NEITHER the Bass Coast Shire Council nor the consultants paid thousands of dollars to investigate it know how to stop the odour during summer at the Ayr Creek lagoon.
It follows a five-month investigation into the issue, and a subsequent report which has been trashed by councillors.
It had no “real” final solution, according to one councillor.
As summer inches closer, the council has set officers and consultants a timeframe of two months to find a solution to the odour.
Cr Julian Brown, at a council meeting last week, pushed to find out what nutrients were causing the smell and suggested ways to stop it.
He called for water testing, a Fluker Post (records changes to the lagoon over time), and to remove the algal mats (algae which sits on rocks and the water) at a maximum of once per year.
But only the Mayor, Cr Pamela Rothfield supported him.
He admitted it’s not a problem at this time of year, but during summer; there’s a lot of algae.
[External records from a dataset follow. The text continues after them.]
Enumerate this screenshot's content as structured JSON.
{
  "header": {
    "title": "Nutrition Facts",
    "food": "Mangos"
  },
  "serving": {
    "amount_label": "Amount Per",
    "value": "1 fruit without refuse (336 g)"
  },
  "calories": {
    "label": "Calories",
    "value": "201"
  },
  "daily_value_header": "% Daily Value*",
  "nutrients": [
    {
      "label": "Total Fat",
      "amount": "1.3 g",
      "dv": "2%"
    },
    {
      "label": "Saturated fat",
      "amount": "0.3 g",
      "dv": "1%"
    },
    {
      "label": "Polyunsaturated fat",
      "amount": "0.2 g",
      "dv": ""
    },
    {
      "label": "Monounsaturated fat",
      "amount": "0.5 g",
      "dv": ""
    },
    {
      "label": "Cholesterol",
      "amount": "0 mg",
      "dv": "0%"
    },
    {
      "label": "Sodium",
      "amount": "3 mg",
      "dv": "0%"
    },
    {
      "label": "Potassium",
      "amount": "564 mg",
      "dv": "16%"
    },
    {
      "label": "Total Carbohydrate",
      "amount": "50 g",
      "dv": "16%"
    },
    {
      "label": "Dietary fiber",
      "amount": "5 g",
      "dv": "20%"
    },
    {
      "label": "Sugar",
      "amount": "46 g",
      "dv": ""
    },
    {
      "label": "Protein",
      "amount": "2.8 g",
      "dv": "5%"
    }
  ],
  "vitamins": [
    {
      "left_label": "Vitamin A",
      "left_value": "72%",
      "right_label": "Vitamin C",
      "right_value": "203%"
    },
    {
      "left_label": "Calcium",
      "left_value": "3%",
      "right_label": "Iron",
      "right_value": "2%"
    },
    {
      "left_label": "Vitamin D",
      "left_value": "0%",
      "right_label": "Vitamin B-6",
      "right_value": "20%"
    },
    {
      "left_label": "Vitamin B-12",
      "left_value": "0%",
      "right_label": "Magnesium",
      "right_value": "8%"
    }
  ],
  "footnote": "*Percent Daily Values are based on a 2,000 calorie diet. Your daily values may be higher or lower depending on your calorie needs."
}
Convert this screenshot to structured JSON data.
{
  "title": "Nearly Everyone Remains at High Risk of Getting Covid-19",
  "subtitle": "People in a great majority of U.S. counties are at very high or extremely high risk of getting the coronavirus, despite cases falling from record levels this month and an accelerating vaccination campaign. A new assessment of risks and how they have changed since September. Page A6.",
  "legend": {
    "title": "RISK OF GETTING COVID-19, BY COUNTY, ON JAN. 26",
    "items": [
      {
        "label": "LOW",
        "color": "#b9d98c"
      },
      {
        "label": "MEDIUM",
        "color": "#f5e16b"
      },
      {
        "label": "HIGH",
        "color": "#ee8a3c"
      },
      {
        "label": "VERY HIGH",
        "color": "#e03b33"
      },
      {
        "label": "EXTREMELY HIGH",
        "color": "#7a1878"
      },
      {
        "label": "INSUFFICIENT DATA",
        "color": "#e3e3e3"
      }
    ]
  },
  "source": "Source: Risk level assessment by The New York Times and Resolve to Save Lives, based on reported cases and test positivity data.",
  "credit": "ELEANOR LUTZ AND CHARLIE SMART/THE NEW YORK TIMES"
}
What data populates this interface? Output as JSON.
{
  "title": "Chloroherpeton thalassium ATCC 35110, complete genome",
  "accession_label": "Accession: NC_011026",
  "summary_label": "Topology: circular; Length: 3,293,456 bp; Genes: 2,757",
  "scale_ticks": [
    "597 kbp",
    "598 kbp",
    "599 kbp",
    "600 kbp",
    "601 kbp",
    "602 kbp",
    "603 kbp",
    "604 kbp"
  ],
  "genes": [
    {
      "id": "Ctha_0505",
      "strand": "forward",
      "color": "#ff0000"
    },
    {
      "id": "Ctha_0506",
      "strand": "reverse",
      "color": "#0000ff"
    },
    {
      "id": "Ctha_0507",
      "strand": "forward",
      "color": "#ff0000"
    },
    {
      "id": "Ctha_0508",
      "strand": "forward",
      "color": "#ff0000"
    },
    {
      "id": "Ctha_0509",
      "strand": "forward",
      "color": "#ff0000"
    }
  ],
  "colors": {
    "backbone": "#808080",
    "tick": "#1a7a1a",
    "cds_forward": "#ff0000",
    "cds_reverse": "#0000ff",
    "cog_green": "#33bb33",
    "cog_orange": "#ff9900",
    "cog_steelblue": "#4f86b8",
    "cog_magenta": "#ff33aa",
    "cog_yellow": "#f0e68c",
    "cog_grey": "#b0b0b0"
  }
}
A community workshop earlier this year, he said, saw many people with differing views about where the nutrients were coming from.
“Some people were saying it’s coming from agricultural properties… others saying the residences beside the creek and others were saying ‘No, it comes from the ocean’.
“I thought the bulk of the nutrients are coming in from the ocean, but I don’t have any evidence of that.”
He said the water monitoring would gather data about what kind of nutrients are entering the lagoon and which end they’re coming from.
“It’s clear we don’t have that data at the moment.”
The most practical one was physically removing the algal mats when it builds up over summer, he said.
That’s estimated to cost around $27,000 as a once-off. Volunteer environmental groups could help too, Cr Brown said.
Artificially opening the lagoon was too expensive and not long-lasting, he added.
His colleagues argued it was a natural process.
Cr Kent said if it was 10km away from the closest house, it wouldn’t be an issue. He also had concerns about the cost of removing the algae.
Cr Stephen Fullarton said it was only an issue “when people are here”.
“There’s no money in the budget to fix this recurring theme,” the Island ward councillor said.
“The removal of the mats seems to be an issue so maybe the visitors could all take a bit home.”
After his colleagues spoke, Cr Brown reiterated he was just trying to get something practical done.
Cr Les Larke said there was no real solution in the report, despite summer fast approaching.
He wanted the onus put back on the consultant, and successfully moved a motion for a report to be presented at council’s November meeting on resolving the odour issue.